When American troops went after Aideed, they suddenly lost their neutrality and appeared—to the warlord’s clan and allies—intent on preventing him from becoming the nation’s leader. This is when the mission took an especially dangerous turn. Also, Press contends that the search for peace was flawed. The United States and U.N. paid too much attention to Aideed and his main rival, Mohamed Ali Mahdi, the interim president. Other potential leaders, who might have helped to negotiate an agreement, were left out. All these points now seem particularly worth studying given how the Somalia experience inhibited action in Rwanda.
Whether the world is now ready to confront the next conflict that threatens to become another Rwanda remains to be seen. What was the lesson, this past May, from Sierra Leone? There, the Revolutionary United Front, a rebel group trying to seize power, held 500 ill-equipped U.N. peacekeepers hostage and stole their weapons, equipment and personnel carriers.

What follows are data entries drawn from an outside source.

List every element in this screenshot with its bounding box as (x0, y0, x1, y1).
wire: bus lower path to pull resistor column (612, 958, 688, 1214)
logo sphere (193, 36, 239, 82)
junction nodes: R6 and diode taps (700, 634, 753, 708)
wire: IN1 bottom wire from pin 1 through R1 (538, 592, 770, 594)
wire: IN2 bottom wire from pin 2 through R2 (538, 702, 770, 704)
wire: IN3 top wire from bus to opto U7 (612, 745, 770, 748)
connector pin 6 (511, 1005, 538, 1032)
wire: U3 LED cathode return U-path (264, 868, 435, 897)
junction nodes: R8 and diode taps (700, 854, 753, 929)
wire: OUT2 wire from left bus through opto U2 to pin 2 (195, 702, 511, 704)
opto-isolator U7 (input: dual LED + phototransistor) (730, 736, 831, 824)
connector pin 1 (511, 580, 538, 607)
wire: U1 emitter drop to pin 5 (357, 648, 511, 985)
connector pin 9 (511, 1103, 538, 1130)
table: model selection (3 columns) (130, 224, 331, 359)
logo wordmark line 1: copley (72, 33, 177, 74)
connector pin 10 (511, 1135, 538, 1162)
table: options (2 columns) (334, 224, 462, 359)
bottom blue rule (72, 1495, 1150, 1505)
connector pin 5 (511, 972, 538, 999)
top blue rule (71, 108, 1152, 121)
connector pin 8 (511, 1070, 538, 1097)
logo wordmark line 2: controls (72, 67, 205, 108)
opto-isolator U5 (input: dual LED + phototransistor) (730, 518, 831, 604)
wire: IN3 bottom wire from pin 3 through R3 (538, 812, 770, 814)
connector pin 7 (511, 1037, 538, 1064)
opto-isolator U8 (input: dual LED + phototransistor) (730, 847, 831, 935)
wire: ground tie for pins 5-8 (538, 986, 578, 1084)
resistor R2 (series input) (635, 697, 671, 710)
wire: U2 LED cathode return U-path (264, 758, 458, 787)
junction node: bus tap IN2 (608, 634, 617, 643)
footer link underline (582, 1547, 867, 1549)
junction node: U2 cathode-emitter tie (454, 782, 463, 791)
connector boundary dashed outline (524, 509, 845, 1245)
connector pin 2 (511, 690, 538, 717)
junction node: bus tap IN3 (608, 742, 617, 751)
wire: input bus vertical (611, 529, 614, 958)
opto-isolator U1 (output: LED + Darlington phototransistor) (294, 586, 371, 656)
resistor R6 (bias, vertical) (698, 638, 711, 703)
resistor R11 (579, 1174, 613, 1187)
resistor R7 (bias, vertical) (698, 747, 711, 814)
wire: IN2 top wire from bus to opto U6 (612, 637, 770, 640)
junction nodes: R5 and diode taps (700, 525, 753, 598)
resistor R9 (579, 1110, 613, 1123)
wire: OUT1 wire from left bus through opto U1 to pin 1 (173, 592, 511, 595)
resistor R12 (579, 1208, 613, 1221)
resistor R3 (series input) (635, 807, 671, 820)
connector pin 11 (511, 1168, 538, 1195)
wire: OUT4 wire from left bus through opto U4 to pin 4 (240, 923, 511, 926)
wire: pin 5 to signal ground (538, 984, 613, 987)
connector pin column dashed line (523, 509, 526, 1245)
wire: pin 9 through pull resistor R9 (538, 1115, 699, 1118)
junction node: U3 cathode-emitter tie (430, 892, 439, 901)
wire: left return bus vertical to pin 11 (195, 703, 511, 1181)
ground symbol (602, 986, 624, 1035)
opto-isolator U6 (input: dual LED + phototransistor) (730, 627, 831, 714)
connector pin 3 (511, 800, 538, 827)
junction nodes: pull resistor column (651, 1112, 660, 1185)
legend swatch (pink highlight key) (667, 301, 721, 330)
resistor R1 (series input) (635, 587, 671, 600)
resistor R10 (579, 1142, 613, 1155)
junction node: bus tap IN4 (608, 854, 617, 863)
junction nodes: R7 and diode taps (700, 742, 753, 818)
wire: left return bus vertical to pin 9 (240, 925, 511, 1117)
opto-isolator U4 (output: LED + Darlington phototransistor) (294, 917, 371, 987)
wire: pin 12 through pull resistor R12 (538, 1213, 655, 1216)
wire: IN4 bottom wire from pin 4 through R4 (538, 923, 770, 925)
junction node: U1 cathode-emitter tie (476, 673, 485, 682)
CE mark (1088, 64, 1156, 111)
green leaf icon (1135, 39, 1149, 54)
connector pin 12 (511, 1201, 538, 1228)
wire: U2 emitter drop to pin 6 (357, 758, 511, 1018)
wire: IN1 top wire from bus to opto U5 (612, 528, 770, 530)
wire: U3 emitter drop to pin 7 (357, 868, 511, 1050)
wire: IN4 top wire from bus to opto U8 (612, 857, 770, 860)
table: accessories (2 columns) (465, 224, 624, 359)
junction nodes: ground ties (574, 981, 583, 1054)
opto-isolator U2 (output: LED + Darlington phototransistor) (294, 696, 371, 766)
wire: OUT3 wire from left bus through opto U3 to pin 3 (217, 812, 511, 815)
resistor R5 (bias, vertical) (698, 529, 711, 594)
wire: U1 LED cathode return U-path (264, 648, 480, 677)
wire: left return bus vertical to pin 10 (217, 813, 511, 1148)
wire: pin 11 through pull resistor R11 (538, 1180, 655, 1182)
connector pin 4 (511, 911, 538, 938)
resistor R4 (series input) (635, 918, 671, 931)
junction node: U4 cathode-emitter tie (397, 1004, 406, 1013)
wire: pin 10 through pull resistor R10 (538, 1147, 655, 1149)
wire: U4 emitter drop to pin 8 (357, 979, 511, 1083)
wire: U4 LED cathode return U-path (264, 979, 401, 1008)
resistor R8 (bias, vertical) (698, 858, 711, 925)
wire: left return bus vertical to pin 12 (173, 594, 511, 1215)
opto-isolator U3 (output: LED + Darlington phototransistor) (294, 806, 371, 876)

What would have happened if Britain had not sent in troops? Is peacekeeping without any risk of losing lives realistic? What’s considered a fair expectation of America’s peacekeeping role as the world’s remaining superpower? Do partisan disputes in Congress over appropriating money to pay the U.N. to confront far-flung hot spots unintentionally embolden warmongers? These questions deserve continued debate in a dispassionate manner. Press’s book enriches the discussion.
Wilson Wanene, a Kenyan-born freelance journalist in Boston, has lived in the United States since 1978.